Dilated cardiomyopathy is a myocardial disease characterized by left ventricular dilation and dysfunction not solely explained by congenital heart disease, valve disease, or coronary artery disease (13). DCM is the most common cause of childhood CMP and is associated with a high risk for mortality (14). Several varieties of causation have been described for DCM and are generally classified as genetic and non-genetic causes (1). Among genetic causes of childhood DCM, a rare cause is represented by neuromuscular disorders (NMDs). NMDs may be inherited in autosomal dominant or recessive, or X-linked recessive patterns. Emery-Dreifuss muscular dystrophy is dominated by skeletal muscle weakness and cardiac involvement. However, cardiac abnormalities rarely appear in paediatric age. Kovalchuk et al. described five patients with different forms of Emery-Dreifuss muscular dystrophy caused by mutations in EMD or LMNA genes, presented with early-onset of cardiac abnormalities and no prominent skeletal muscle phenotype.

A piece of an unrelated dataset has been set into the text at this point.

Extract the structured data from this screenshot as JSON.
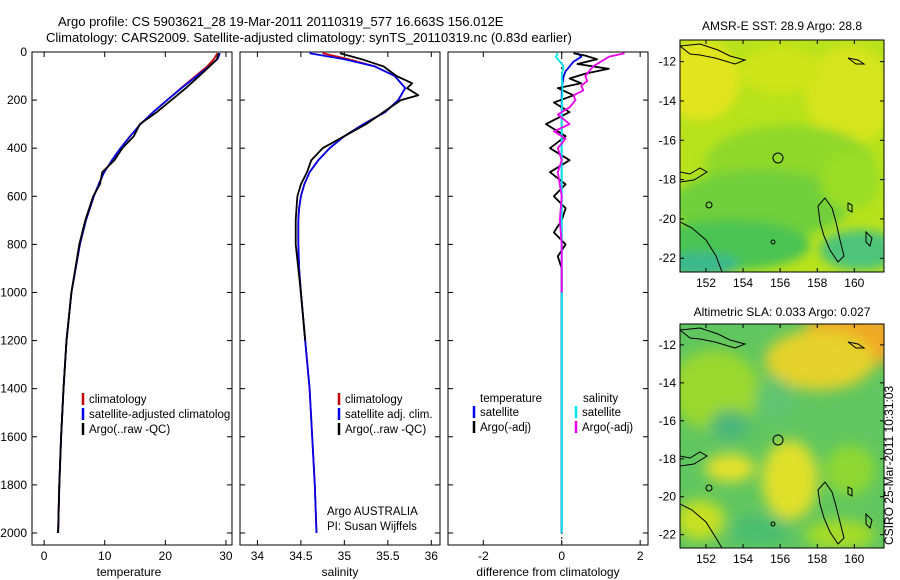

The pathophysiology of DCM is complex and not fully elucidated. Recently, it has been reported that long non-coding RNAs (lncRNAs) play a crucial role in regulating disease presentation and severity of several cardiovascular diseases (15). Cai et al. evaluated the expression profile of lncRNAs in children with DCM and explored their possible function, providing new relevant perspective for future research.

Arrhythmogenic right ventricular cardiomyopathy (ARVC) is a myocardial disease characterized by ventricular arrhythmias and ventricular abnormalities, mainly manifesting as right ventricular dilation and/or dysfunction, caused by progressive fibrofatty replacement of the myocardium (16). ARVC very rarely manifests in childhood, and when it occurs is generally associated with worse outcome (17). Due to its rarity, several gaps in knowledge still exist. In their clinically focused review, Te Riele et al. describes the spectrum of childhood ARVC, the genetic architecture of the disease, and current diagnostic and therapeutic strategies.

RCM is a myocardial disease characterized by abnormal diastolic function with restrictive physiology and normal ventricular diameter, wall thickness and systolic function (1). While two thirds of children have pure RCM phenotype, the remaining part has a mixed RCM-HCM phenotype (18). Children with RCM present the worst outcomes among any paediatric CMP group. In their review, Ditaranto et al. summarized the causes of childhood RCM, their pathophysiology, clinical presentation, and management.

LVNC is a myocardial disease characterized by prominent left ventricular trabeculae and deep intertrabecular recesses (1). LVNC is a very heterogeneous condition ranging from asymptomatic cases to severely affected individuals with need for transplantation or at risk for sudden cardiac death. Schultze-Berndt et al. described the genotype-phenotype correlation and clinical outcome of a cohort of 149 patients (both paediatric and adult) with LVNC. They found that reduced left ventricular systolic function was the main independent predictor for adverse events.

Finally, next to articles purely focused on CMPs, Sarquella-Brugada et al. provide a comprehensive description of genotype-phenotype correlation of all rare variants in TRDN leading to malignant arrhythmias in paediatric patients.

The editors hope that readers of this Research Topic will find it of interest.